During the last decade, the same kind of reckless disregard for the intrinsic dignity of human list has characterized the practice of conducting experimentation on pre-born children. This experimentation takes two different but closely related forms:
- Fetal Tissue Transplants/Embryonic Stem Cells: the transplant of tissue from dead unborn babies who have been aborted or live unborn babies who are about to be aborted into individuals who have incurable conditions or diseases.
- Live Human Embryo Research: The creation or use of human life in the laboratory for harmful tests that involve destroying or discarding the live human embryo
Of all human beings, pre-born human life is most vulnerable to abuse and exploitation. While VHSL welcomes legitimate medical advances to alleviate suffering and cure disease, those advances must never result from the intentional death and destruction of unborn human beings.
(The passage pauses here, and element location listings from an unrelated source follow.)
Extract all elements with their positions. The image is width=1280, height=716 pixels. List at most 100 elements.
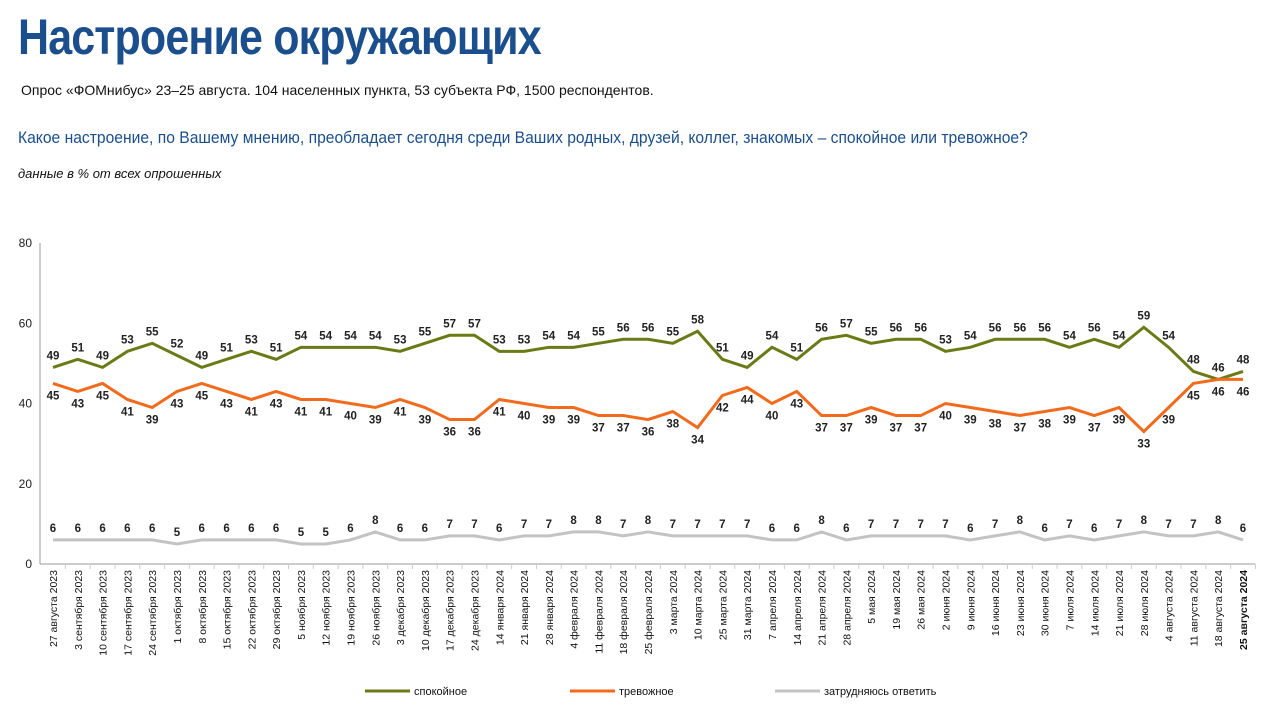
data-label: 6 xyxy=(273,523,279,535)
data-label: 51 xyxy=(790,342,803,354)
survey-question: Какое настроение, по Вашему мнению, прео… xyxy=(18,128,1028,147)
x-tick-label: 24 сентября 2023 xyxy=(147,570,159,656)
x-tick-label: 26 мая 2024 xyxy=(916,570,928,630)
data-label: 7 xyxy=(942,519,948,531)
x-tick-label: 28 июля 2024 xyxy=(1139,570,1151,636)
data-label: 37 xyxy=(815,423,828,435)
data-label: 56 xyxy=(1013,322,1026,334)
data-label: 36 xyxy=(642,427,655,439)
data-label: 6 xyxy=(75,523,81,535)
data-label: 39 xyxy=(542,415,555,427)
series-line-0 xyxy=(52,325,1244,382)
x-tick-label: 9 июня 2024 xyxy=(965,570,977,630)
data-label: 6 xyxy=(843,523,849,535)
data-label: 43 xyxy=(171,398,184,410)
data-label: 57 xyxy=(468,318,481,330)
survey-subtitle: Опрос «ФОМнибус» 23–25 августа. 104 насе… xyxy=(21,82,654,98)
data-label: 57 xyxy=(840,318,853,330)
x-tick-label: 28 апреля 2024 xyxy=(841,570,853,646)
data-label: 7 xyxy=(546,519,552,531)
data-label: 36 xyxy=(443,427,456,439)
x-tick-label: 30 июня 2024 xyxy=(1040,570,1052,636)
x-tick-label: 17 декабря 2023 xyxy=(445,570,457,651)
data-label: 8 xyxy=(1017,515,1024,527)
data-label: 52 xyxy=(171,338,184,350)
x-tick-label: 19 мая 2024 xyxy=(891,570,903,630)
y-tick-label: 80 xyxy=(19,236,33,250)
data-label: 49 xyxy=(47,350,60,362)
data-label: 7 xyxy=(1066,519,1072,531)
data-label: 6 xyxy=(397,523,403,535)
data-label: 46 xyxy=(1212,362,1225,374)
data-label: 7 xyxy=(1190,519,1196,531)
data-label: 37 xyxy=(617,423,630,435)
x-tick-label: 22 октября 2023 xyxy=(246,570,258,650)
data-label: 8 xyxy=(570,515,577,527)
data-label: 40 xyxy=(344,411,357,423)
x-tick-label: 12 ноября 2023 xyxy=(321,570,333,646)
data-label: 8 xyxy=(1215,515,1222,527)
data-label: 42 xyxy=(716,402,729,414)
x-tick-label: 17 сентября 2023 xyxy=(122,570,134,656)
x-tick-label: 16 июня 2024 xyxy=(990,570,1002,636)
x-tick-label: 2 июня 2024 xyxy=(941,570,953,630)
x-tick-label: 25 февраля 2024 xyxy=(643,570,655,655)
data-label: 34 xyxy=(691,435,704,447)
data-label: 56 xyxy=(617,322,630,334)
data-label: 8 xyxy=(645,515,652,527)
data-label: 8 xyxy=(372,515,379,527)
data-label: 39 xyxy=(865,415,878,427)
data-label: 38 xyxy=(666,419,679,431)
data-label: 6 xyxy=(248,523,254,535)
data-label: 58 xyxy=(691,314,704,326)
data-label: 48 xyxy=(1237,354,1250,366)
data-label: 5 xyxy=(174,527,181,539)
x-tick-label: 26 ноября 2023 xyxy=(370,570,382,646)
data-label: 53 xyxy=(121,334,134,346)
data-label: 56 xyxy=(815,322,828,334)
x-tick-label: 11 февраля 2024 xyxy=(593,570,605,654)
x-tick-label: 3 декабря 2023 xyxy=(395,570,407,645)
data-label: 7 xyxy=(446,519,452,531)
data-label: 54 xyxy=(766,330,779,342)
x-tick-label: 18 августа 2024 xyxy=(1213,570,1225,647)
x-tick-label: 24 декабря 2023 xyxy=(469,570,481,651)
data-label: 46 xyxy=(1237,386,1250,398)
data-label: 56 xyxy=(989,322,1002,334)
data-label: 6 xyxy=(199,523,205,535)
x-tick-label: 18 февраля 2024 xyxy=(618,570,630,655)
data-label: 51 xyxy=(220,342,233,354)
x-tick-label: 25 марта 2024 xyxy=(717,570,729,640)
data-label: 55 xyxy=(592,326,605,338)
data-label: 45 xyxy=(195,390,208,402)
data-label: 7 xyxy=(868,519,874,531)
series-line-2 xyxy=(53,530,1244,546)
data-label: 41 xyxy=(493,406,506,418)
data-label: 53 xyxy=(518,334,531,346)
data-label: 39 xyxy=(1162,415,1175,427)
legend-label: тревожное xyxy=(619,686,674,698)
x-tick-label: 5 ноября 2023 xyxy=(296,570,308,640)
y-tick-label: 0 xyxy=(25,557,32,571)
data-label: 37 xyxy=(890,423,903,435)
data-label: 7 xyxy=(893,519,899,531)
data-label: 40 xyxy=(939,411,952,423)
x-tick-label: 31 марта 2024 xyxy=(742,570,754,640)
data-label: 6 xyxy=(496,523,502,535)
data-label: 7 xyxy=(744,519,750,531)
data-label: 7 xyxy=(471,519,477,531)
data-label: 7 xyxy=(521,519,527,531)
x-tick-label: 1 октября 2023 xyxy=(172,570,184,644)
data-label: 6 xyxy=(1091,523,1097,535)
data-label: 39 xyxy=(1063,415,1076,427)
data-label: 46 xyxy=(1212,386,1225,398)
data-label: 48 xyxy=(1187,354,1200,366)
data-label: 49 xyxy=(741,350,754,362)
data-label: 36 xyxy=(468,427,481,439)
data-label: 49 xyxy=(96,350,109,362)
data-label: 37 xyxy=(914,423,927,435)
data-label: 56 xyxy=(1038,322,1051,334)
y-tick-label: 40 xyxy=(19,397,33,411)
data-label: 39 xyxy=(146,415,159,427)
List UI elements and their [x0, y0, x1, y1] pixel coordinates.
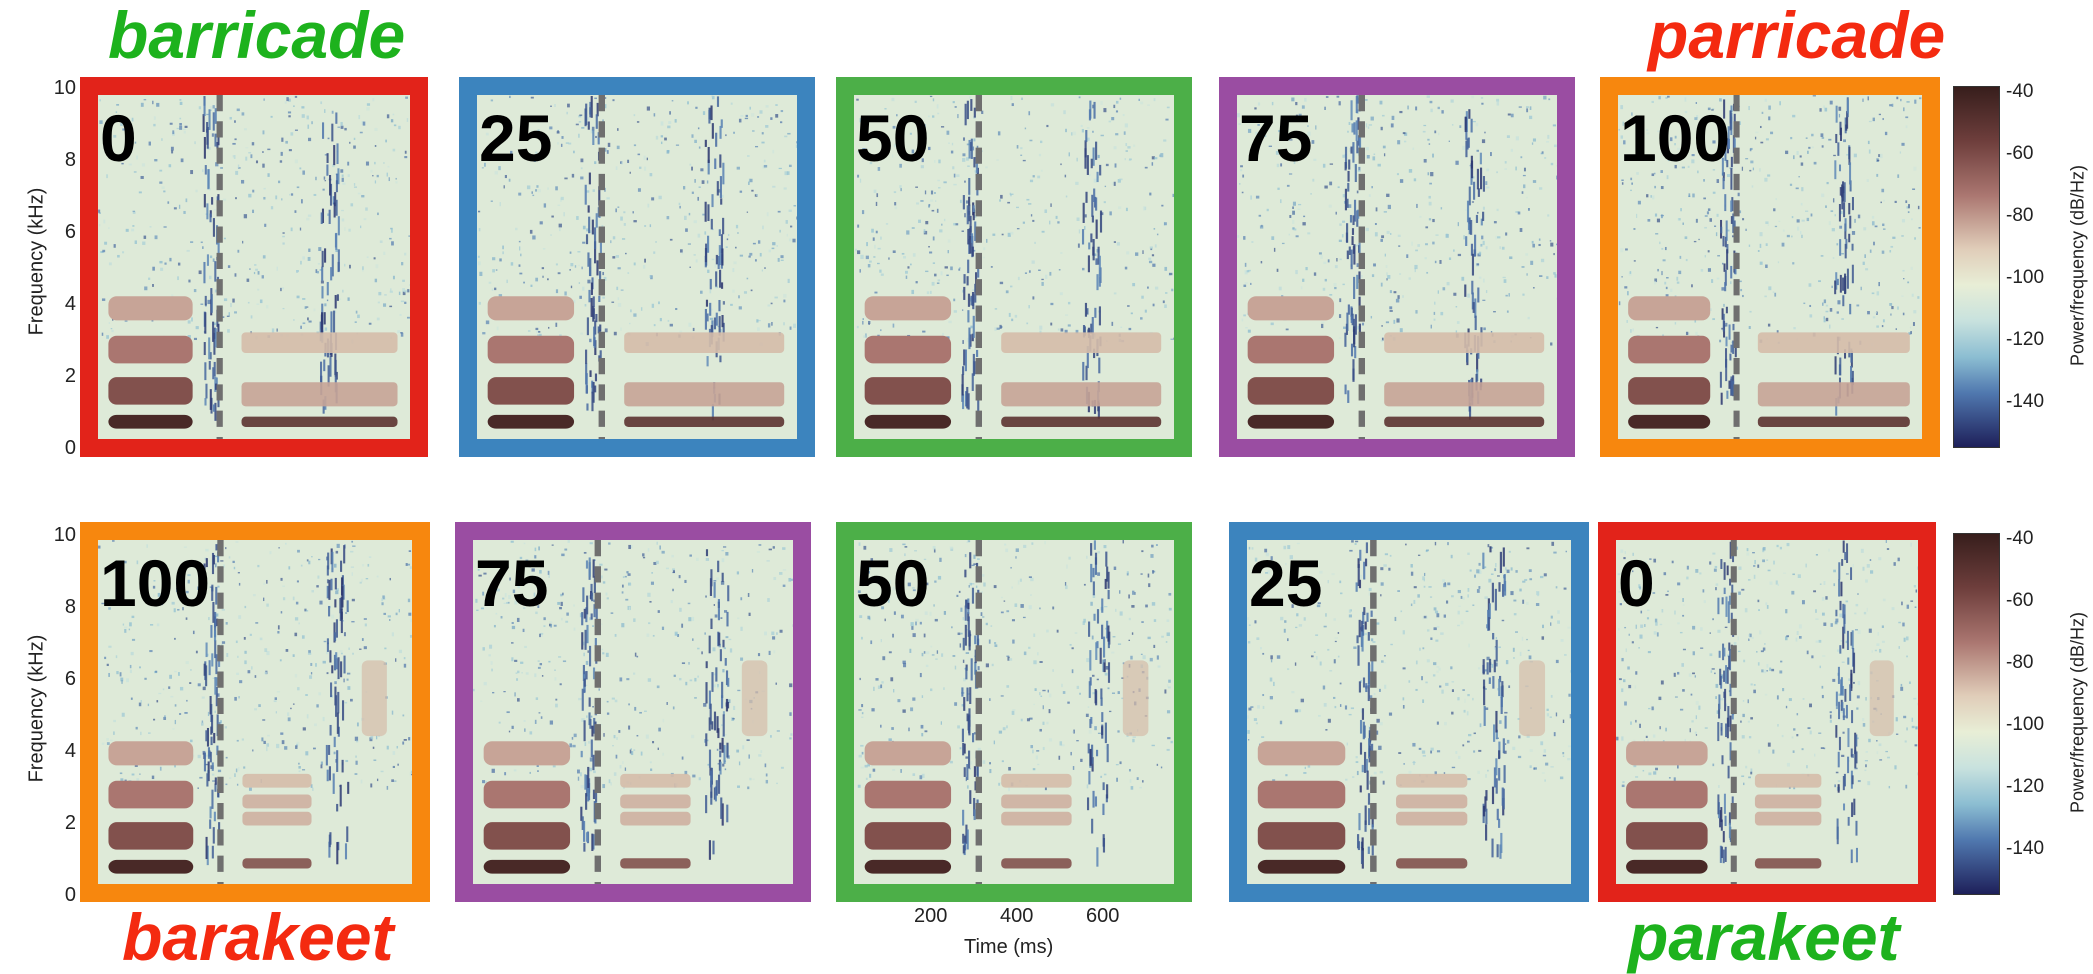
y-tick-bottom: 0: [46, 885, 76, 905]
panel-label: 100: [100, 550, 210, 616]
y-tick-top: 0: [46, 438, 76, 458]
colorbar-tick: -120: [2006, 330, 2044, 350]
y-tick-top: 10: [46, 78, 76, 98]
colorbar-tick: -80: [2006, 206, 2033, 226]
colorbar-tick: -40: [2006, 82, 2033, 102]
colorbar-tick: -100: [2006, 715, 2044, 735]
y-axis-label-bottom: Frequency (kHz): [26, 634, 49, 784]
x-tick: 200: [914, 906, 947, 926]
colorbar-label-bottom: Power/frequency (dB/Hz): [2068, 593, 2089, 833]
spectrogram-svg: [98, 95, 410, 439]
panel-label: 50: [856, 105, 929, 171]
y-tick-bottom: 10: [46, 525, 76, 545]
colorbar-tick: -80: [2006, 653, 2033, 673]
spectrogram-svg: [1616, 540, 1918, 884]
spectrogram-panel: 25: [1229, 522, 1589, 902]
y-tick-bottom: 8: [46, 597, 76, 617]
y-axis-label-top: Frequency (kHz): [26, 187, 49, 337]
spectrogram-panel: 50: [836, 77, 1192, 457]
spectrogram-panel: 100: [1600, 77, 1940, 457]
y-tick-bottom: 6: [46, 669, 76, 689]
colorbar-tick: -120: [2006, 777, 2044, 797]
y-tick-top: 8: [46, 150, 76, 170]
colorbar-label-top: Power/frequency (dB/Hz): [2068, 146, 2089, 386]
spectrogram-image: [1616, 540, 1918, 884]
colorbar-tick: -140: [2006, 392, 2044, 412]
panel-label: 100: [1620, 105, 1730, 171]
panel-label: 50: [856, 550, 929, 616]
word-barakeet: barakeet: [122, 904, 394, 970]
spectrogram-panel: 100: [80, 522, 430, 902]
colorbar-bottom: [1953, 533, 2000, 895]
spectrogram-panel: 50: [836, 522, 1192, 902]
word-parakeet: parakeet: [1628, 904, 1900, 970]
panel-label: 0: [100, 105, 137, 171]
x-tick: 400: [1000, 906, 1033, 926]
spectrogram-panel: 75: [1219, 77, 1575, 457]
panel-label: 75: [475, 550, 548, 616]
word-parricade: parricade: [1648, 2, 1945, 68]
word-barricade: barricade: [108, 2, 405, 68]
colorbar-top: [1953, 86, 2000, 448]
panel-label: 25: [1249, 550, 1322, 616]
spectrogram-panel: 0: [80, 77, 428, 457]
y-tick-top: 6: [46, 222, 76, 242]
y-tick-top: 4: [46, 294, 76, 314]
x-axis-label: Time (ms): [964, 936, 1053, 959]
colorbar-tick: -60: [2006, 591, 2033, 611]
spectrogram-panel: 0: [1598, 522, 1936, 902]
x-tick: 600: [1086, 906, 1119, 926]
y-tick-bottom: 2: [46, 813, 76, 833]
colorbar-tick: -40: [2006, 529, 2033, 549]
spectrogram-panel: 25: [459, 77, 815, 457]
colorbar-tick: -100: [2006, 268, 2044, 288]
spectrogram-image: [98, 95, 410, 439]
colorbar-tick: -60: [2006, 144, 2033, 164]
y-tick-top: 2: [46, 366, 76, 386]
y-tick-bottom: 4: [46, 741, 76, 761]
panel-label: 25: [479, 105, 552, 171]
panel-label: 75: [1239, 105, 1312, 171]
colorbar-tick: -140: [2006, 839, 2044, 859]
panel-label: 0: [1618, 550, 1655, 616]
spectrogram-panel: 75: [455, 522, 811, 902]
As Do No Harm: The Coalition of Americans for Research Ethics (www.stemcellresearch.org) concluded in its founding statement, On Human Embryos and Stem Cell Research,
“If anything is to be gained from the cruel atrocities committed against human beings in the last century and a half, it is the lesson that the utilitarian devaluation of one group of human beings for the alleged benefit of others is a price we simply cannot afford to pay.”
The foundation for this baseline principle of medical ethics comes from Hippocratic Oath.